You have government law that actually provides a backstop for the Medicare Advantage plans by setting out-of-network prices at Medicare rates. As a result, it’s no coincidence that Medicare Advantage plans pay close to or below fee-for-service rates.
Government’s role is to protect against market failure and egregious prices.
Galvin: It’s necessary to do something about surprise medical bills. And I think employers back that.
The devil is in the details. What’s interesting is how government is going to decide what’s the price that’s okay in these surprises. And this is what worries me about government.
If you price low enough—and I believe the best example of this is how government has priced primary care—you get shortages. For example, we need to be very careful about creating shortages in emergency care, particularly in rural areas.
Let me tell you why we favor arbitration to resolve high bills resulting from out-of-network charges. There are some rules. The providers make their case. The payers make their case. And the decision is final and not appealable. It preserves negotiation.
Murray: I’d be less cautious. I mean, we’re running out of time, and I think the first place to start is to set a limit on prices for all out-of-network care. That would restore some degree of negotiating leverage to private insurers.
Galvin: If you want to talk about reality, your chance of having that happen is somewhere around zero. Providers are never going to stand for it.
Murray: But eventually, the political tides will change, and it will be an imperative. It will happen. I can guarantee that.

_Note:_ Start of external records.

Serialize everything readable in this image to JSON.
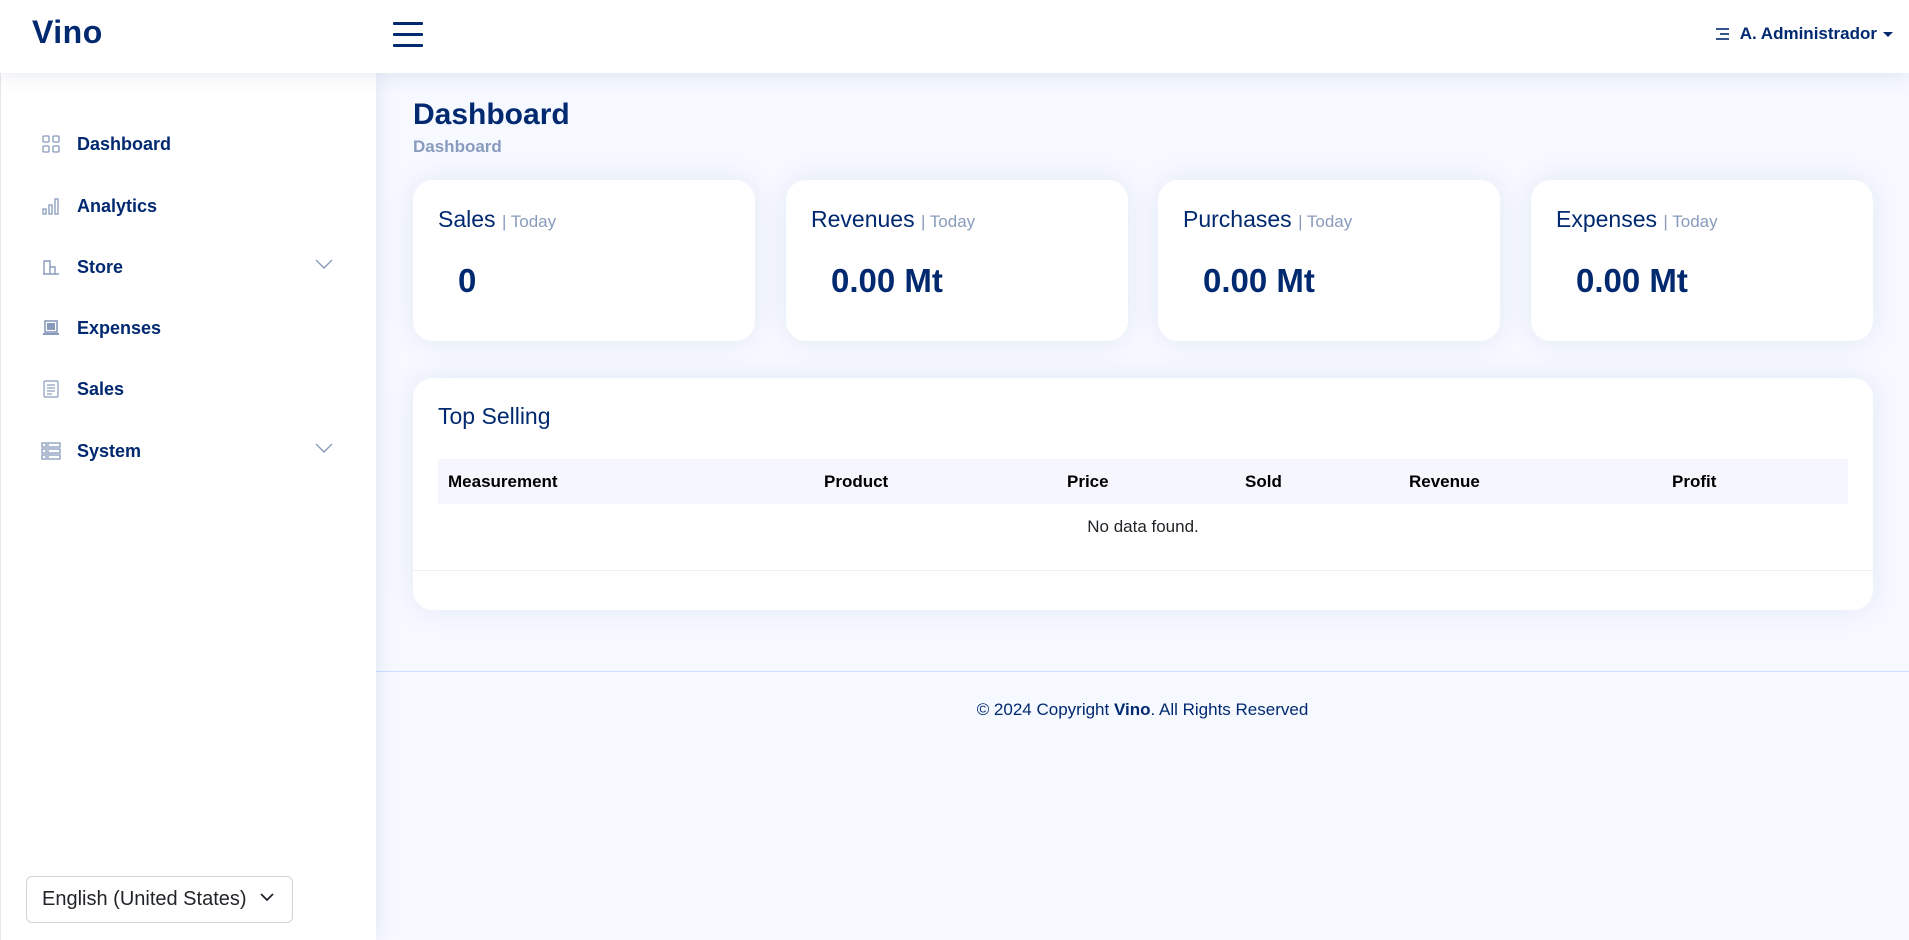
{
  "app": {
    "logo": "Vino"
  },
  "header": {
    "user_name": "A. Administrador"
  },
  "sidebar": {
    "items": [
      {
        "label": "Dashboard",
        "icon": "grid-icon"
      },
      {
        "label": "Analytics",
        "icon": "bar-chart-icon"
      },
      {
        "label": "Store",
        "icon": "shop-icon",
        "expandable": true
      },
      {
        "label": "Expenses",
        "icon": "laptop-icon"
      },
      {
        "label": "Sales",
        "icon": "receipt-icon"
      },
      {
        "label": "System",
        "icon": "server-icon",
        "expandable": true
      }
    ],
    "language": "English (United States)"
  },
  "page": {
    "title": "Dashboard",
    "breadcrumb": "Dashboard"
  },
  "stats": [
    {
      "title": "Sales",
      "period": "| Today",
      "value": "0"
    },
    {
      "title": "Revenues",
      "period": "| Today",
      "value": "0.00 Mt"
    },
    {
      "title": "Purchases",
      "period": "| Today",
      "value": "0.00 Mt"
    },
    {
      "title": "Expenses",
      "period": "| Today",
      "value": "0.00 Mt"
    }
  ],
  "top_selling": {
    "title": "Top Selling",
    "columns": [
      "Measurement",
      "Product",
      "Price",
      "Sold",
      "Revenue",
      "Profit"
    ],
    "empty_message": "No data found."
  },
  "footer": {
    "prefix": "© 2024 Copyright ",
    "brand": "Vino",
    "suffix": ". All Rights Reserved"
  },
  "colors": {
    "primary": "#012970",
    "muted": "#899bbd",
    "background": "#f6f9ff"
  }
}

Start with California, Oregon, or other states that can get a large enough purchasing pool. They can generate leverage to show that a rate-setting system, maybe benchmarked to Medicare, can work.

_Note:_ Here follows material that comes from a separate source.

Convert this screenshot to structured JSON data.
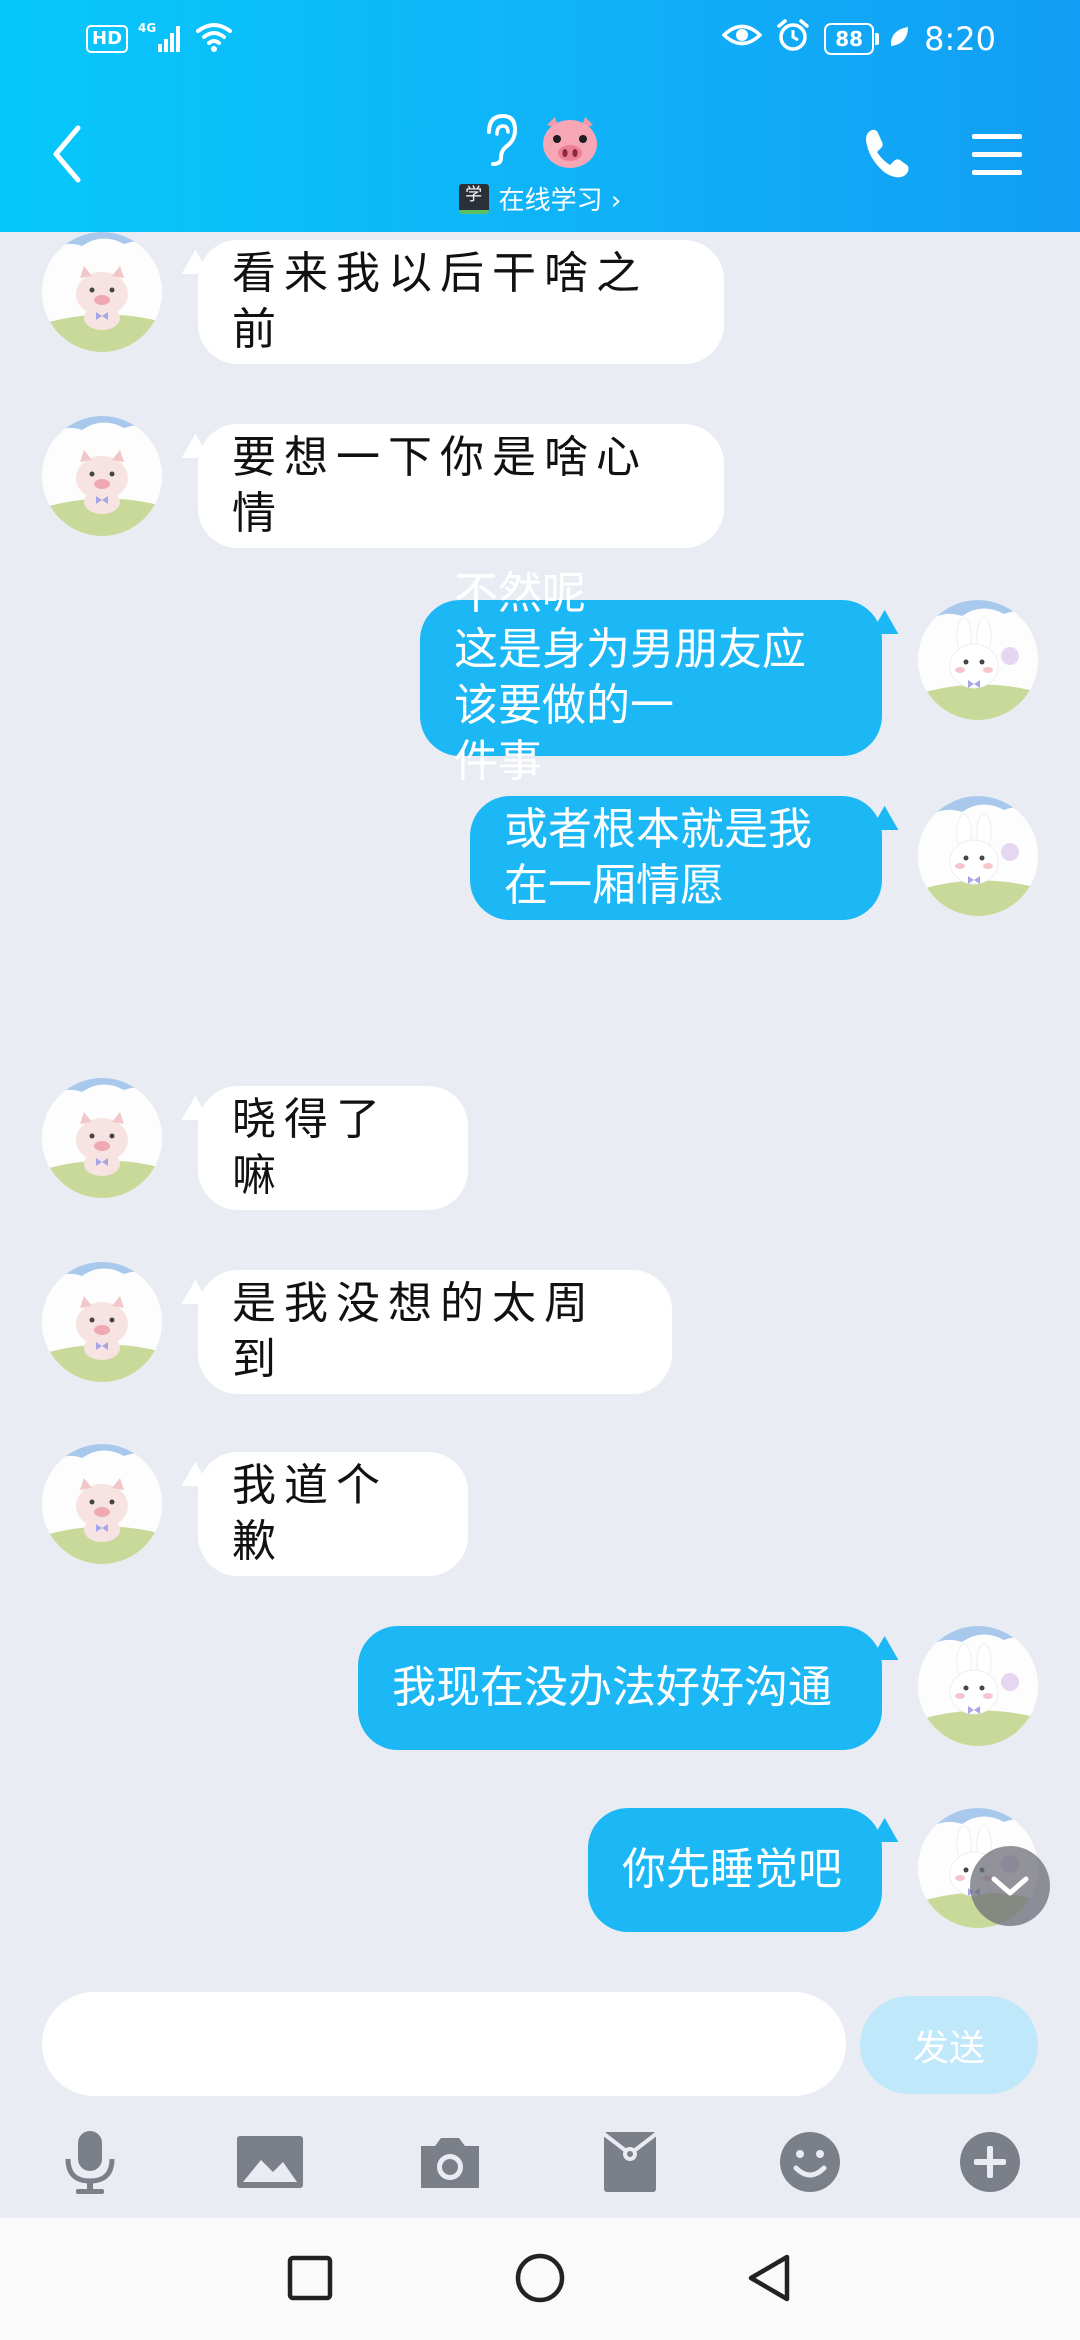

Galvin: I love experimental designs. I love that Maryland does what it’s doing. I love that Washington and Oregon are doing what they’re doing, and all my companies in the business I run are doing what they’re doing.
The biggest point I’m making is not that the market is going to solve this. The point is that we need to be thoughtful and incremental in trying to restrain high provider prices. And I think we ought to be careful about the impact on complex systems that setting prices might have.

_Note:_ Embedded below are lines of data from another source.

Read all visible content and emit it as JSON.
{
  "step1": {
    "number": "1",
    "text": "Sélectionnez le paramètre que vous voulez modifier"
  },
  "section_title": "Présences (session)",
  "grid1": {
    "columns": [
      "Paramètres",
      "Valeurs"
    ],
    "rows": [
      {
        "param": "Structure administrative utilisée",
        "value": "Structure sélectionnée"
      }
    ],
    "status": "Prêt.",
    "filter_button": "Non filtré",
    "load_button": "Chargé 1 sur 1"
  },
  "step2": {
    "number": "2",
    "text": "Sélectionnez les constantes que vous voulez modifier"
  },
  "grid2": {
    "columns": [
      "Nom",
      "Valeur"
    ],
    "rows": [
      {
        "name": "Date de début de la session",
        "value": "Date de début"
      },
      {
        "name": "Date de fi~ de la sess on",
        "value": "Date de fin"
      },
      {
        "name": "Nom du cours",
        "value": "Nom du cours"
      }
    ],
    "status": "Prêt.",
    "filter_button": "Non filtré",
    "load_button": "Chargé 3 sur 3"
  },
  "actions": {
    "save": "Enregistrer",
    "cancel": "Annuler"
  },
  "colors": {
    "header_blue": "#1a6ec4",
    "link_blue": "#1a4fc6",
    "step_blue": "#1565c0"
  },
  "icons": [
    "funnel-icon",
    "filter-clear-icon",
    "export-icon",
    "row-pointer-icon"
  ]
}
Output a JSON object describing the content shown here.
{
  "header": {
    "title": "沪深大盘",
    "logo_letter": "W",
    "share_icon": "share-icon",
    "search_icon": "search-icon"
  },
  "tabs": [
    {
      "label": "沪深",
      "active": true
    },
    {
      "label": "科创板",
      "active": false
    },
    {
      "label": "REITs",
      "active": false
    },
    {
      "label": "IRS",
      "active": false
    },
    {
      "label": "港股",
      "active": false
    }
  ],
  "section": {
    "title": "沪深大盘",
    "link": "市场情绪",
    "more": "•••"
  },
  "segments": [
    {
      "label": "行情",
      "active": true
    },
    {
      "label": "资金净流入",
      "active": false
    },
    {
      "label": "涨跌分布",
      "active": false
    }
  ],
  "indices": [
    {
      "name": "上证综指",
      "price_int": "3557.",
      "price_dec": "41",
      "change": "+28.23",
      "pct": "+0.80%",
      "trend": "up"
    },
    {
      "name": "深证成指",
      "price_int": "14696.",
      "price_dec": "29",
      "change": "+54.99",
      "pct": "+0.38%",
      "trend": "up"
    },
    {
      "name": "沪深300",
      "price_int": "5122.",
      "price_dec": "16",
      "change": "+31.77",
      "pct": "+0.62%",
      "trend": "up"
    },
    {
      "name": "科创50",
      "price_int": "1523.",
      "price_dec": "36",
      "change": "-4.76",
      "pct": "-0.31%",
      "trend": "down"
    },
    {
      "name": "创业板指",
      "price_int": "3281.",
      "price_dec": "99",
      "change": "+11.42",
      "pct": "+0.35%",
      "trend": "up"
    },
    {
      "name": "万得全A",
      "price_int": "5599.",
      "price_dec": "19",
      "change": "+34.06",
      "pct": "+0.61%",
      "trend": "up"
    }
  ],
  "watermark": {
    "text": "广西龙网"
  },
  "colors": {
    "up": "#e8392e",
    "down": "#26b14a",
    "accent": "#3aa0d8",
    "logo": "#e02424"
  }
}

Murray: And I agree with you. It can’t be one size fits all.…But we are running out of time. And the first place to start is to set limits on out-of-network bills because it would restore some degree of leverage to private insurers.
I’m not for making changes that substantially disrupt the health care delivery system, but my concern is that the longer we wait, the more we risk having to make more disruptive changes down the road.
Dr. Robert Galvin is the CEO of Equity Healthcare and an Operating Partner at Blackstone. Before joining Blackstone, Dr. Galvin was Executive Director of Health Services and Chief Medical Officer for General Electric. He is a member of the Institute of Medicine, an adjunct professor at Yale, and a board member of TeamHealth, a national provider of emergency room and other physician outsourced services that Blackstone owns.
Robert Murray is the president of Global Health Payment, a health care consulting firm with experience in the development and implementation of alternative prospective payment systems, including hospital global budgets and physician shared savings programs. Mr. Murray served as the executive director of Maryland’s hospital rate setting agency, the Health Services Cost Review Commission from 1994 to 2011.